Representatives of San Diego City Councilman Joe LaCava, whose District 1 includes La Jolla, told the Light that he has no comment about the act yet because it is not finalized or docketed.

Wilson encouraged people at the meeting to write to their City Council representative in opposition to the ordinance. Douglass asked the Town Council to take a position against it.

Town Council trustee Christy Littlemore said the group should first hear from the ordinance’s supporters.

The Town Council voted to consider taking a stance on the PrOTECT Act after investigating it further.

For more information, visit stopprotectact.com or bit.ly/ProtectActCPAT.

Other public safety issues

San Diego police staffing: Douglass advocated better funding for the police, asking people at the meeting “to write letters demanding the budget that we deserve for the Police Department.”

Wilson said the Northern Division’s first, or day, shift met minimum staffing levels 21 percent of the days in February and 26 percent in March.

The second shift met minimum staffing levels 25 percent of the days in February and 19 percent in March.

For the third, or night, shift, the numbers were 11 percent in February and 13 percent in March, Wilson said.

“That means there’s communities going policeless,” Wilson said. “That means there’s not a police car in every neighborhood.”

He said the understaffing is “not a reflection on our department management at all. They are working with the resources there to do the best job they can, which is not enough.”

San Diego has experienced a rash of police officer vacancies since September that has been blamed on several factors, including the city’s COVID-19 vaccination mandate for employees, relatively low pay, a tight job market and low morale among officers.

Burglaries update: Police Lt. Rick Aguilar said officers are still working overtime on a series of burglaries attributed to a South American crime ring.

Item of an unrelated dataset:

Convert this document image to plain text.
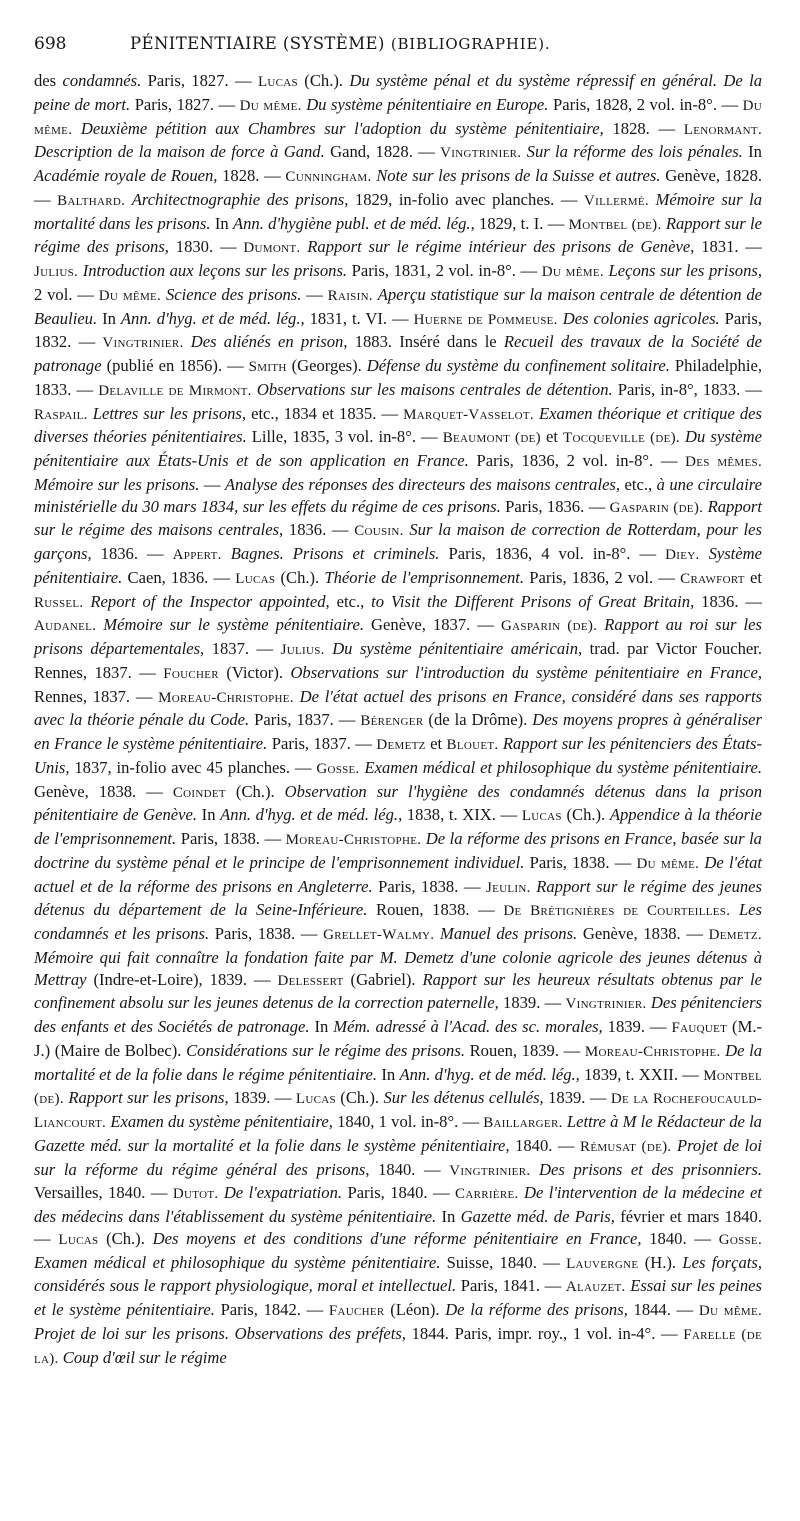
698	PÉNITENTIAIRE (SYSTÈME) (BIBLIOGRAPHIE).

des condamnés. Paris, 1827. — Lucas (Ch.). Du système pénal et du système répressif en général. De la peine de mort. Paris, 1827. — Du même. Du système pénitentiaire en Europe. Paris, 1828, 2 vol. in-8°. — Du même. Deuxième pétition aux Chambres sur l'adoption du système pénitentiaire, 1828. — Lenormant. Description de la maison de force à Gand. Gand, 1828. — Vingtrinier. Sur la réforme des lois pénales. In Académie royale de Rouen, 1828. — Cunningham. Note sur les prisons de la Suisse et autres. Genève, 1828. — Balthard. Architectnographie des prisons, 1829, in-folio avec planches. — Villermé. Mémoire sur la mortalité dans les prisons. In Ann. d'hygiène publ. et de méd. lég., 1829, t. I. — Montbel (de). Rapport sur le régime des prisons, 1830. — Dumont. Rapport sur le régime intérieur des prisons de Genève, 1831. — Julius. Introduction aux leçons sur les prisons. Paris, 1831, 2 vol. in-8°. — Du même. Leçons sur les prisons, 2 vol. — Du même. Science des prisons. — Raisin. Aperçu statistique sur la maison centrale de détention de Beaulieu. In Ann. d'hyg. et de méd. lég., 1831, t. VI. — Huerne de Pommeuse. Des colonies agricoles. Paris, 1832. — Vingtrinier. Des aliénés en prison, 1883. Inséré dans le Recueil des travaux de la Société de patronage (publié en 1856). — Smith (Georges). Défense du système du confinement solitaire. Philadelphie, 1833. — Delaville de Mirmont. Observations sur les maisons centrales de détention. Paris, in-8°, 1833. — Raspail. Lettres sur les prisons, etc., 1834 et 1835. — Marquet-Vasselot. Examen théorique et critique des diverses théories pénitentiaires. Lille, 1835, 3 vol. in-8°. — Beaumont (de) et Tocqueville (de). Du système pénitentiaire aux États-Unis et de son application en France. Paris, 1836, 2 vol. in-8°. — Des mêmes. Mémoire sur les prisons. — Analyse des réponses des directeurs des maisons centrales, etc., à une circulaire ministérielle du 30 mars 1834, sur les effets du régime de ces prisons. Paris, 1836. — Gasparin (de). Rapport sur le régime des maisons centrales, 1836. — Cousin. Sur la maison de correction de Rotterdam, pour les garçons, 1836. — Appert. Bagnes. Prisons et criminels. Paris, 1836, 4 vol. in-8°. — Diey. Système pénitentiaire. Caen, 1836. — Lucas (Ch.). Théorie de l'emprisonnement. Paris, 1836, 2 vol. — Crawfort et Russel. Report of the Inspector appointed, etc., to Visit the Different Prisons of Great Britain, 1836. — Audanel. Mémoire sur le système pénitentiaire. Genève, 1837. — Gasparin (de). Rapport au roi sur les prisons départementales, 1837. — Julius. Du système pénitentiaire américain, trad. par Victor Foucher. Rennes, 1837. — Foucher (Victor). Observations sur l'introduction du système pénitentiaire en France, Rennes, 1837. — Moreau-Christophe. De l'état actuel des prisons en France, considéré dans ses rapports avec la théorie pénale du Code. Paris, 1837. — Bérenger (de la Drôme). Des moyens propres à généraliser en France le système pénitentiaire. Paris, 1837. — Demetz et Blouet. Rapport sur les pénitenciers des États-Unis, 1837, in-folio avec 45 planches. — Gosse. Examen médical et philosophique du système pénitentiaire. Genève, 1838. — Coindet (Ch.). Observation sur l'hygiène des condamnés détenus dans la prison pénitentiaire de Genève. In Ann. d'hyg. et de méd. lég., 1838, t. XIX. — Lucas (Ch.). Appendice à la théorie de l'emprisonnement. Paris, 1838. — Moreau-Christophe. De la réforme des prisons en France, basée sur la doctrine du système pénal et le principe de l'emprisonnement individuel. Paris, 1838. — Du même. De l'état actuel et de la réforme des prisons en Angleterre. Paris, 1838. — Jeulin. Rapport sur le régime des jeunes détenus du département de la Seine-Inférieure. Rouen, 1838. — De Brétignières de Courteilles. Les condamnés et les prisons. Paris, 1838. — Grellet-Walmy. Manuel des prisons. Genève, 1838. — Demetz. Mémoire qui fait connaître la fondation faite par M. Demetz d'une colonie agricole des jeunes détenus à Mettray (Indre-et-Loire), 1839. — Delessert (Gabriel). Rapport sur les heureux résultats obtenus par le confinement absolu sur les jeunes detenus de la correction paternelle, 1839. — Vingtrinier. Des pénitenciers des enfants et des Sociétés de patronage. In Mém. adressé à l'Acad. des sc. morales, 1839. — Fauquet (M.-J.) (Maire de Bolbec). Considérations sur le régime des prisons. Rouen, 1839. — Moreau-Christophe. De la mortalité et de la folie dans le régime pénitentiaire. In Ann. d'hyg. et de méd. lég., 1839, t. XXII. — Montbel (de). Rapport sur les prisons, 1839. — Lucas (Ch.). Sur les détenus cellulés, 1839. — De la Rochefoucauld-Liancourt. Examen du système pénitentiaire, 1840, 1 vol. in-8°. — Baillarger. Lettre à M le Rédacteur de la Gazette méd. sur la mortalité et la folie dans le système pénitentiaire, 1840. — Rémusat (de). Projet de loi sur la réforme du régime général des prisons, 1840. — Vingtrinier. Des prisons et des prisonniers. Versailles, 1840. — Dutot. De l'expatriation. Paris, 1840. — Carrière. De l'intervention de la médecine et des médecins dans l'établissement du système pénitentiaire. In Gazette méd. de Paris, février et mars 1840. — Lucas (Ch.). Des moyens et des conditions d'une réforme pénitentiaire en France, 1840. — Gosse. Examen médical et philosophique du système pénitentiaire. Suisse, 1840. — Lauvergne (H.). Les forçats, considérés sous le rapport physiologique, moral et intellectuel. Paris, 1841. — Alauzet. Essai sur les peines et le système pénitentiaire. Paris, 1842. — Faucher (Léon). De la réforme des prisons, 1844. — Du même. Projet de loi sur les prisons. Observations des préfets, 1844. Paris, impr. roy., 1 vol. in-4°. — Farelle (de la). Coup d'œil sur le régime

At first, Aguilar said, there were 54 such burglaries in a six-month period. “We have reduced that; in the last 12 weeks we’ve had two burglaries.”

A suspect is in custody after being caught after he ran across the La Jolla High School field, Aguilar said.

A 40-year-old man was arrested after running onto the field during a lacrosse game while being chased by police the afternoon of March 14. According to San Diego police, a burglar had “ransacked” a house on Fay Avenue and fled when the residents returned.

Aguilar said officers will continue to work overtime to try to prevent and solve burglaries in La Jolla.

Lifeguard update: San Diego Fire-Rescue Department Lt. Lonnie Stephens said there were about 700,000 visitors to La Jolla beaches in March, with lifeguards performing about 15,000 preventive actions such as asking people to move out of rip currents, plus 33 water rescues and 80 medical assists.

There also were two cliff rescues at Black’s Beach in March, he said.

Stephens reminded people to always swim near a lifeguard and to check with lifeguards for current water conditions.